Background: Acute pharyngitis is frequently seen in primary care. Acute viral pharyngitis may be easily misdiagnosed as acute bacterial pharyngitis. Laboratory-confirmed diagnosis of respiratory viruses is recommended. The purpose of this study was to compare the sensitivities among oropharyngeal swab (OPS), nasopharyngeal swab (NPS), and nasal wash (NW) in adults with acute pharyngitis.

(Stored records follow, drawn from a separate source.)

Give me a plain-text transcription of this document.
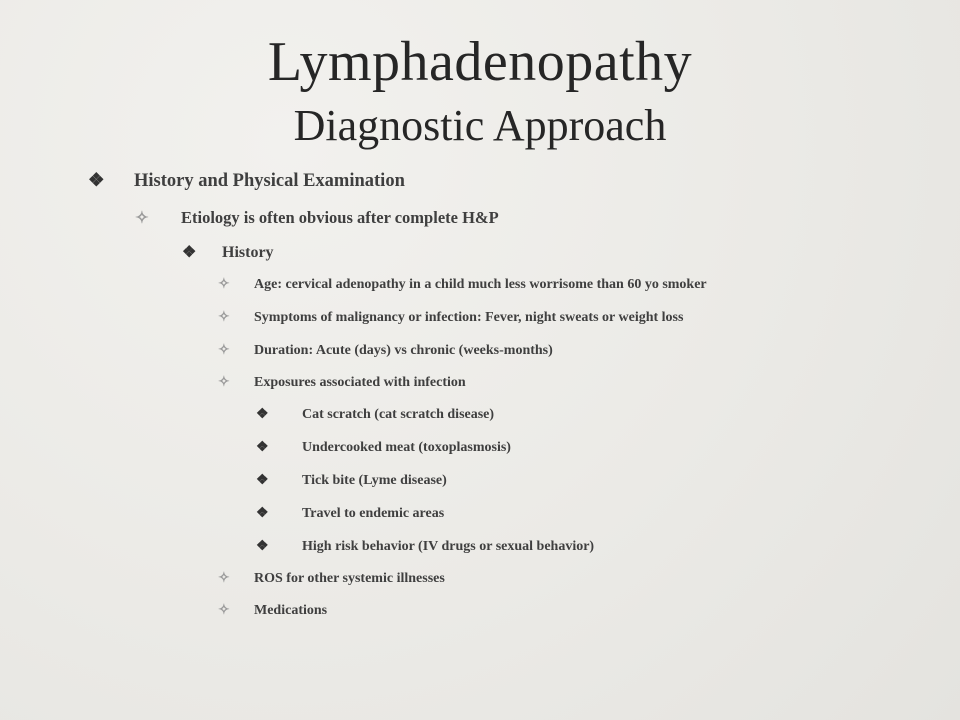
Lymphadenopathy
Diagnostic Approach
❖	History and Physical Examination
✧	Etiology is often obvious after complete H&P
❖	History
✧	Age: cervical adenopathy in a child much less worrisome than 60 yo smoker
✧	Symptoms of malignancy or infection: Fever, night sweats or weight loss
✧	Duration: Acute (days) vs chronic (weeks-months)
✧	Exposures associated with infection
❖	Cat scratch (cat scratch disease)
❖	Undercooked meat (toxoplasmosis)
❖	Tick bite (Lyme disease)
❖	Travel to endemic areas
❖	High risk behavior (IV drugs or sexual behavior)
✧	ROS for other systemic illnesses
✧	Medications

Methods: OPS, NPS, and NW were obtained from each participant with acute pharyngitis. The specimens were tested for 15 respiratory viruses by TaqMan real-time polymerase chain reaction. A sample was considered to be a true positive if any of the specimens was positive. The sensitivities among samples were compared by chi-square test or Fisher's exact test, as appropriate.
Results: One hundred three triple samples collected consecutively by OPS, NPS, and NW were obtained. In 73 patients, one or more viruses were detected by any of the three methods. Among all viruses, the sensitivity of NPS was significantly higher than that of NW (74% vs. 49%, respectively; p < 0.01) and OPS (74% vs. 49%, respectively; p < 0.01).
Conclusions: Flocked NPS collection may be the most effective alternative to NW and OPS for detection of respiratory viruses in adults with acute pharyngitis using TaqMan real-time polymerase chain reaction.